Horse, Rail and Rocket
Created | Updated Jan 28, 2002
4 feet, 8½ inches was the rail gauge that had been used previously in Britain and Ireland, and British expatriate engineers imported much of America's original rail "hardware, including track and engines. The first British railway lines had been designed and built by the same engineers who had built the pre-railroad tramways, so that was the gauge with which they stuck.
Tramways used that same gauge because the tramway builders had used the same construction jigs and tools that
had previously been used to manufacture horse carriages, and so shared the same wheel spacing.
The horse carriages had that particular wheel spacing because, had they tried to use any other spacing, the carriage wheels would have been broken on some of the old, long distance roads in Britain; they ran best in the same spacing as the worn wheel ruts. The old rutted roads were built by Imperial Rome, and have been used, maintained and improved ever since.
Roman war chariots formed the initial ruts. Since the chariots were made for, and by, Imperial Rome, they all had the same wheel spacing.

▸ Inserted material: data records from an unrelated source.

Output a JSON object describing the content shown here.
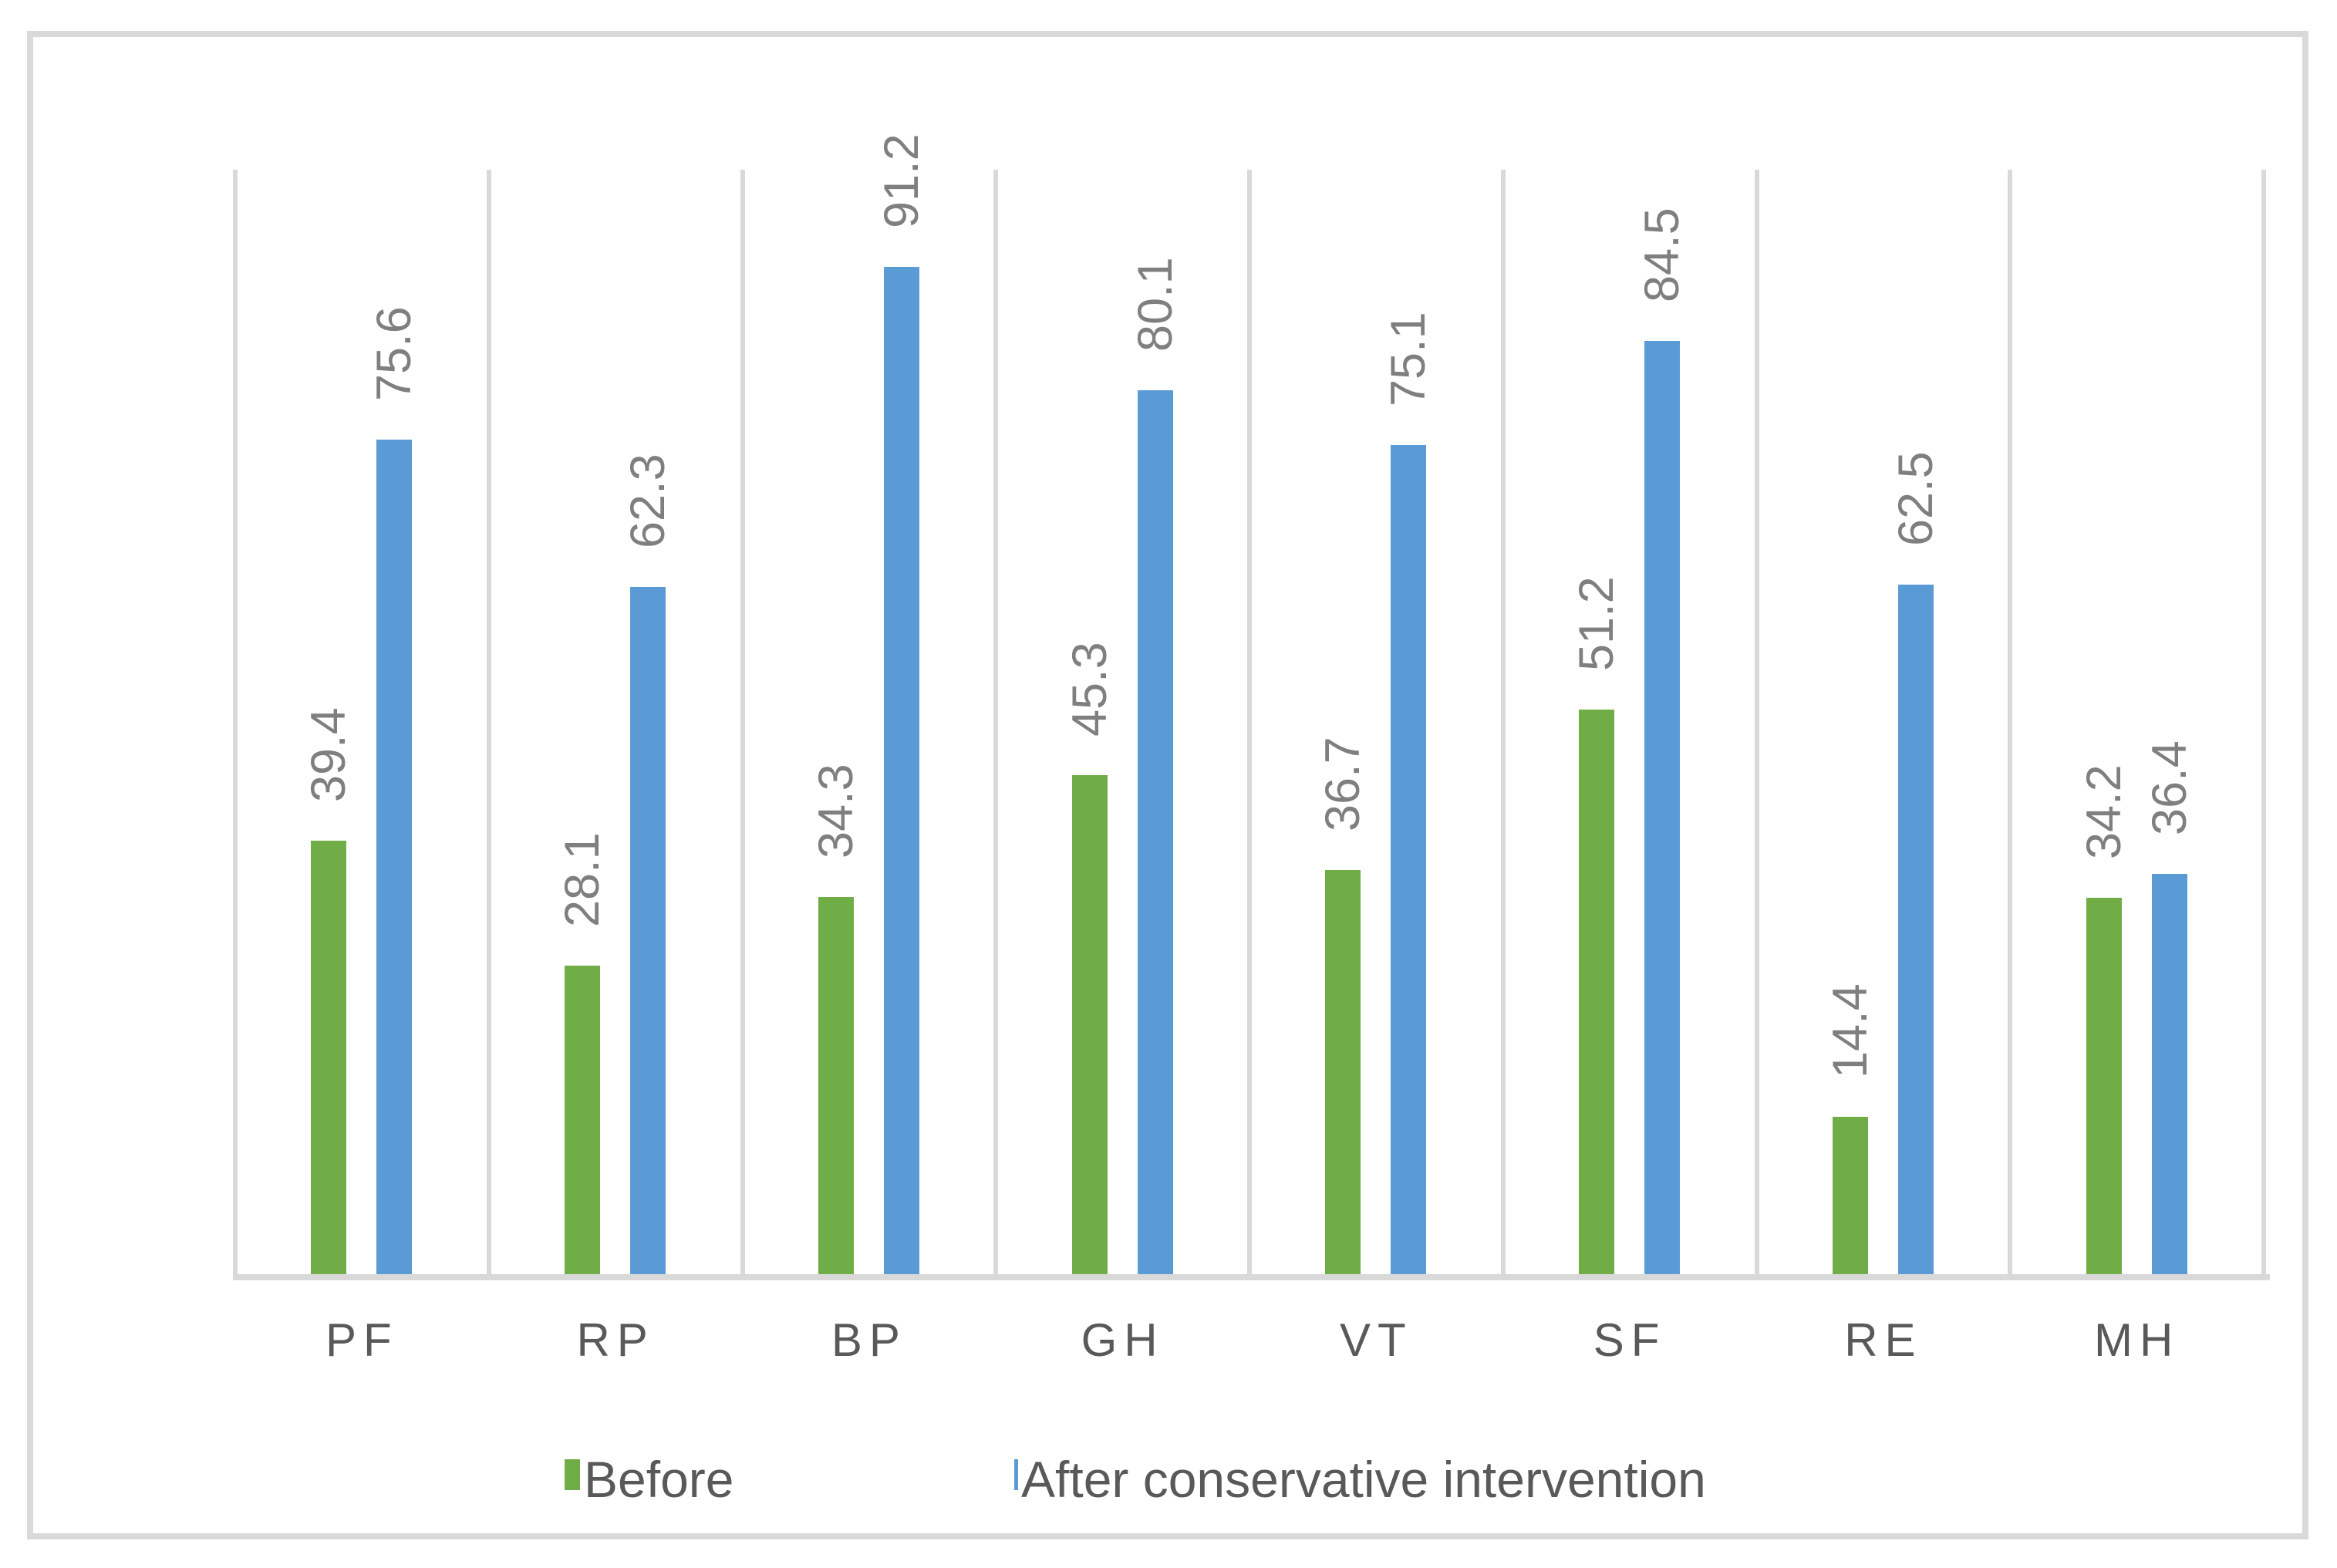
{
  "window": {
    "background": "#ffffff",
    "frame_border_color": "#d9d9d9"
  },
  "chart_data": {
    "type": "bar",
    "title": "",
    "categories": [
      "PF",
      "RP",
      "BP",
      "GH",
      "VT",
      "SF",
      "RE",
      "MH"
    ],
    "series": [
      {
        "name": "Before",
        "color": "#70AD47",
        "values": [
          39.4,
          28.1,
          34.3,
          45.3,
          36.7,
          51.2,
          14.4,
          34.2
        ]
      },
      {
        "name": "After conservative intervention",
        "color": "#5B9BD5",
        "values": [
          75.6,
          62.3,
          91.2,
          80.1,
          75.1,
          84.5,
          62.5,
          36.4
        ]
      }
    ],
    "ylim": [
      0,
      100
    ],
    "y_axis_visible": false,
    "grid": {
      "vertical_category_separators": true,
      "color": "#d9d9d9"
    },
    "axis_line_color": "#d9d9d9",
    "data_labels": {
      "rotation_deg": -90,
      "color": "#7f7f7f",
      "decimals": 1
    },
    "x_tick_label_color": "#595959",
    "legend_position": "bottom"
  }
}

The United States Standard Railroad Gauge of 4 feet, 8½ inches is derived from the original specification for an Imperial Roman war chariot, i.e the width of two Roman horses' backsides!

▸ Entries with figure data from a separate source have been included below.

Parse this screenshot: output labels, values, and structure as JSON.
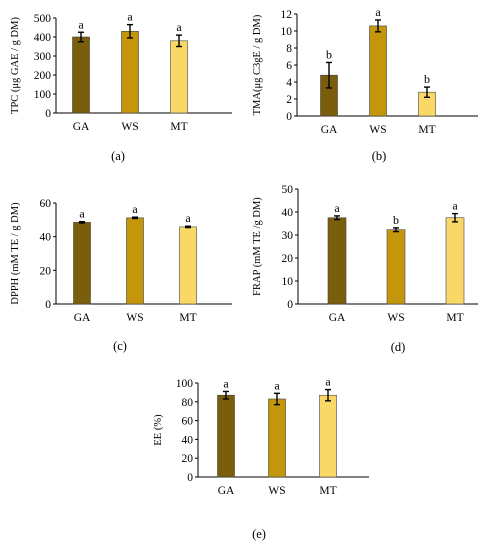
{
  "colors": [
    "#7a5e0c",
    "#c4960b",
    "#f9d868"
  ],
  "chart_data": [
    {
      "type": "bar",
      "caption": "(a)",
      "ylabel": "TPC (μg GAE / g DM)",
      "categories": [
        "GA",
        "WS",
        "MT"
      ],
      "values": [
        400,
        430,
        380
      ],
      "errors": [
        25,
        35,
        30
      ],
      "letters": [
        "a",
        "a",
        "a"
      ],
      "ylim": [
        0,
        500
      ],
      "yticks": [
        "0",
        "100",
        "200",
        "300",
        "400",
        "500"
      ],
      "grid": false
    },
    {
      "type": "bar",
      "caption": "(b)",
      "ylabel": "TMA(μg C3gE / g DM)",
      "categories": [
        "GA",
        "WS",
        "MT"
      ],
      "values": [
        4.8,
        10.6,
        2.8
      ],
      "errors": [
        1.5,
        0.7,
        0.6
      ],
      "letters": [
        "b",
        "a",
        "b"
      ],
      "ylim": [
        0,
        12
      ],
      "yticks": [
        "0",
        "2",
        "4",
        "6",
        "8",
        "10",
        "12"
      ],
      "grid": false
    },
    {
      "type": "bar",
      "caption": "(c)",
      "ylabel": "DPPH (mM TE / g DM)",
      "categories": [
        "GA",
        "WS",
        "MT"
      ],
      "values": [
        48.5,
        51.2,
        45.8
      ],
      "errors": [
        0.4,
        0.4,
        0.4
      ],
      "letters": [
        "a",
        "a",
        "a"
      ],
      "ylim": [
        0,
        60
      ],
      "yticks": [
        "0",
        "20",
        "40",
        "60"
      ],
      "grid": false
    },
    {
      "type": "bar",
      "caption": "(d)",
      "ylabel": "FRAP (mM TE /g DM)",
      "categories": [
        "GA",
        "WS",
        "MT"
      ],
      "values": [
        37.5,
        32.3,
        37.5
      ],
      "errors": [
        0.8,
        0.8,
        1.8
      ],
      "letters": [
        "a",
        "b",
        "a"
      ],
      "ylim": [
        0,
        50
      ],
      "yticks": [
        "0",
        "10",
        "20",
        "30",
        "40",
        "50"
      ],
      "grid": false
    },
    {
      "type": "bar",
      "caption": "(e)",
      "ylabel": "EE (%)",
      "categories": [
        "GA",
        "WS",
        "MT"
      ],
      "values": [
        87,
        83,
        87
      ],
      "errors": [
        4,
        6,
        6
      ],
      "letters": [
        "a",
        "a",
        "a"
      ],
      "ylim": [
        0,
        100
      ],
      "yticks": [
        "0",
        "20",
        "40",
        "60",
        "80",
        "100"
      ],
      "grid": false
    }
  ]
}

To update the story relating railroad gauges and horses' behinds; when the Space Shuttle sits on its launch pad, there are two large booster rockets attached to the sides of the main tank. These are solid rocket boosters, (or SRBs). A sub-contracting company makes the SRB units at their factory in Utah. The engineers who designed the SRBs might have preferred manufacturing them to a different size, but the SRBs had to be shipped by rail from the factory to the launch site. The railroad line from the factory runs through a tunnel in the mountains. The SRBs had to fit through that tunnel. The tunnel is slightly wider than the railroad track, and the railroad track is about as wide as two horses' behinds.
So, a major design feature of what is probably the world's greatest transport machine was influenced more than two thousand years ago by the width of a horse's behind!